FEMA No Longer Depending on Trailers to House Flood Victims

By Ayana Byrd Sep 19, 2017

Tens of thousands of people are currently displaced from their homes as a result of Hurricanes Harvey and Irma. But they will not be living in government-issued trailers or mobile homes like the survivors of hurricanes past. Federal Emergency Management Agency (FEMA) has decided to overhaul how it handles temporary housing for flood victims.

According to an article published today (September 19) by The Associated Press, the agency is “not borrowing from its much-maligned Katrina playbook to rely on government-issued trailers or mobile homes to shelter residents displaced by hurricanes Harvey and Irma.”

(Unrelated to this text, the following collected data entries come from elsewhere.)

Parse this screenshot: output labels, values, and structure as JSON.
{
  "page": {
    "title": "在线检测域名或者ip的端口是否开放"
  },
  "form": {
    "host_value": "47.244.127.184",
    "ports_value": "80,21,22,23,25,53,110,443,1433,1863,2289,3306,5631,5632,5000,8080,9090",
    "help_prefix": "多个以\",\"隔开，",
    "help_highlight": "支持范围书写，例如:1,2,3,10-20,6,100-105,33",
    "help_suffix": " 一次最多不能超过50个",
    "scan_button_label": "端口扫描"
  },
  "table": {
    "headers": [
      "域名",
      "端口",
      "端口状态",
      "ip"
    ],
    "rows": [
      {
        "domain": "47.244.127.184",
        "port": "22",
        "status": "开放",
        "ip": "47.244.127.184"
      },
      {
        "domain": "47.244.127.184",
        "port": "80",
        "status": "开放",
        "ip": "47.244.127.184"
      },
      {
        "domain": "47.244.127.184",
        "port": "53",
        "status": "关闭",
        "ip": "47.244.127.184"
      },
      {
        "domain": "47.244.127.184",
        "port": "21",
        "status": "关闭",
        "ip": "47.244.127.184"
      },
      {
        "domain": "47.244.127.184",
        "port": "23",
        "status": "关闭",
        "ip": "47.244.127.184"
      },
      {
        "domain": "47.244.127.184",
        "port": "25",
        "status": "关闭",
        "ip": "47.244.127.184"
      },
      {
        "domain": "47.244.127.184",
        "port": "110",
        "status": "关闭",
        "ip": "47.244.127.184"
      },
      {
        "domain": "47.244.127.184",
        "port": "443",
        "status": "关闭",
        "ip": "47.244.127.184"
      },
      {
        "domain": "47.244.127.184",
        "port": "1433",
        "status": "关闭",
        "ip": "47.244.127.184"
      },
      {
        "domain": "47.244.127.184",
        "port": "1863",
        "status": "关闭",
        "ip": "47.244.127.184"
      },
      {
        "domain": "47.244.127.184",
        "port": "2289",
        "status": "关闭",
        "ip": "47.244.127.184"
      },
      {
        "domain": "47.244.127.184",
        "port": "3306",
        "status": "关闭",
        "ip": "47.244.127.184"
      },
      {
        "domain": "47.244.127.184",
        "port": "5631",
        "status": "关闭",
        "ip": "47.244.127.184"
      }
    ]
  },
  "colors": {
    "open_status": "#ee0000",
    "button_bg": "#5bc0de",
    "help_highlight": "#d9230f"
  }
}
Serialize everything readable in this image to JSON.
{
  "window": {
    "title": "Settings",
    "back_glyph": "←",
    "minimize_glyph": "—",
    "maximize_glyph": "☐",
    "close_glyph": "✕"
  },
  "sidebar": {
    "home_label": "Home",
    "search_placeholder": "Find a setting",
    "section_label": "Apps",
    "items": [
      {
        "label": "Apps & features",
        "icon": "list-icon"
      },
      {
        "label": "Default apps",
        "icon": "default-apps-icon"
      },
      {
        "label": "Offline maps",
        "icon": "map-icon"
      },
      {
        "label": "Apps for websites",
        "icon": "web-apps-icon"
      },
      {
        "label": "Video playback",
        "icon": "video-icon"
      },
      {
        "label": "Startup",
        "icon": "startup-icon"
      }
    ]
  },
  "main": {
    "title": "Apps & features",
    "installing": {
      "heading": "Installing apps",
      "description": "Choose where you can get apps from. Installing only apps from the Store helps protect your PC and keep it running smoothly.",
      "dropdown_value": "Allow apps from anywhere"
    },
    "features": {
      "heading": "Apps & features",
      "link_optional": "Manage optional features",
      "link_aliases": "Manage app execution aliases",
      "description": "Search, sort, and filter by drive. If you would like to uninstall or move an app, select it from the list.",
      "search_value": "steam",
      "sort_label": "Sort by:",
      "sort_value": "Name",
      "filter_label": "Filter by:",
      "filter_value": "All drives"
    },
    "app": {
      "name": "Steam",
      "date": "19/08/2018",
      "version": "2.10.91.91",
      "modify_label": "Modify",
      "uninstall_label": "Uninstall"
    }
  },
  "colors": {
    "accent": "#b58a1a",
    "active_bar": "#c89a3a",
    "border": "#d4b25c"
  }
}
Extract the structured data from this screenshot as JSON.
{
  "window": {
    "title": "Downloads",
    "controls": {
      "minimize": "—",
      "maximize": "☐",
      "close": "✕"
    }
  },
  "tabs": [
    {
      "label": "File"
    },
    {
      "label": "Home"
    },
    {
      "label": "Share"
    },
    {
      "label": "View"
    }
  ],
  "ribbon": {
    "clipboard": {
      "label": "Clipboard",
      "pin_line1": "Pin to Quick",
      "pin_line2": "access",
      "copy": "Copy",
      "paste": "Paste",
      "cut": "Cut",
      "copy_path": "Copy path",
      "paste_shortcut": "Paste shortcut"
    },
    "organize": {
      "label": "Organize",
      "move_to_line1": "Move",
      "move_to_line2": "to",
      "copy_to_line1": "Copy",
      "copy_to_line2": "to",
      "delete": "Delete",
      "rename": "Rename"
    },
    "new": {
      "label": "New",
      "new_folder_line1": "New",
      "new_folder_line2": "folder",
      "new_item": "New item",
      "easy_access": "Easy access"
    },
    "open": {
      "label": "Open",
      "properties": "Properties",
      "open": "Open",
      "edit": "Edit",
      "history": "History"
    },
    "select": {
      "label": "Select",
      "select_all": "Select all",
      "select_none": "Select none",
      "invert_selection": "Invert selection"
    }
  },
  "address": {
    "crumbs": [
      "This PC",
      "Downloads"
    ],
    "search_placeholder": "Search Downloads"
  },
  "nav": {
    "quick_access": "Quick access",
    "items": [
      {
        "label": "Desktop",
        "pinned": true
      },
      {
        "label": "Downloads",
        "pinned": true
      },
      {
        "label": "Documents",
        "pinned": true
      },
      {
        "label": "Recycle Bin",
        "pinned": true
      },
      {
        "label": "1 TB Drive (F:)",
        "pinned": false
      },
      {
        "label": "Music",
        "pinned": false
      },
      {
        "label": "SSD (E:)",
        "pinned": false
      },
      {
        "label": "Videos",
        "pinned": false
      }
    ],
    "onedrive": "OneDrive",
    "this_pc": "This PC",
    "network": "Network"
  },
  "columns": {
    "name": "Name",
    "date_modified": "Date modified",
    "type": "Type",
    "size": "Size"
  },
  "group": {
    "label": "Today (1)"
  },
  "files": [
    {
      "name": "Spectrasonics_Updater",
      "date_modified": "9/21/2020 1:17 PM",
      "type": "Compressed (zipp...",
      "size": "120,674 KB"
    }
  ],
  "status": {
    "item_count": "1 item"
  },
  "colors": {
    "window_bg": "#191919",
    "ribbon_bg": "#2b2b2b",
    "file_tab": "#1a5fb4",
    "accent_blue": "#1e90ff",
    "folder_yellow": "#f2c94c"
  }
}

In 2005, after Katrina left more than one million people displaced on the Gulf Coast, FEMA provided housing in mobile homes or trailers for approximately 114,000 households. By March of the following year, the agency discovered that the units emitted high levels of toxic fumes, including the carcinogen formaldehyde.

Now, as the agency prepares to house people throughout Texas and Florida, Michael Byrne, FEMA’s federal disaster recovery coordinator for Harvey, told The AP, “We’re not going to put people in anything that’s substandard. We’ve learned lessons.”

While focused on not repeating Katrina mistakes, the agency has not yet finalized a new plan for handling massive numbers of displaced people. Aside from housing some in hotels, per The AP, “[FEMA] is working with Texas Gov. Greg Abbott to find ways to get people back in their flood-damaged homes more quickly, without using manufactured housing.”

One town, Port Arthur, believes that FEMA could be doing a lot more to remedy their post-Harvey housing crisis. Located 91 miles from Houston, it was flooded by 26 inches of rain on August 29 during Hurricane Harvey.

It is a majority-Black city of 55,000 residents, situated near the country’s largest oil refinery with more than one quarter of the population living below the poverty line. An estimated 3,000 to 5,000 people are currently unable to live at home because of the storm. According to an article published Septmber 17 on ThinkProgress, “Many of them were evicted from low-income rental units that are now being gutted to prevent mold growth following the flood.”

As of last week, FEMA was still determining how to house many from Port Arthur. The agency already nixed a failed plan to use two World War II-era barges. Per ThinkProgress:

Michael Sinegal, a county commissioner for Jefferson County said he is working with FEMA on other potential housing options, including tents, some of which are now going up, vacant stores and a former juvenile correction facility in the nearby town of Nederland, that could provide temporary housing.

A number of residents in Port Arthur feel race and class have impacted the federal response to their housing situation. Said Hilton Kelley, director of Community in Power and Development Association in the city, "They are playing games with the lives of thousands of African Americans here in the city of Port Arthur. I do believe that if this was a more affluent community that we would be seeing immediate action.”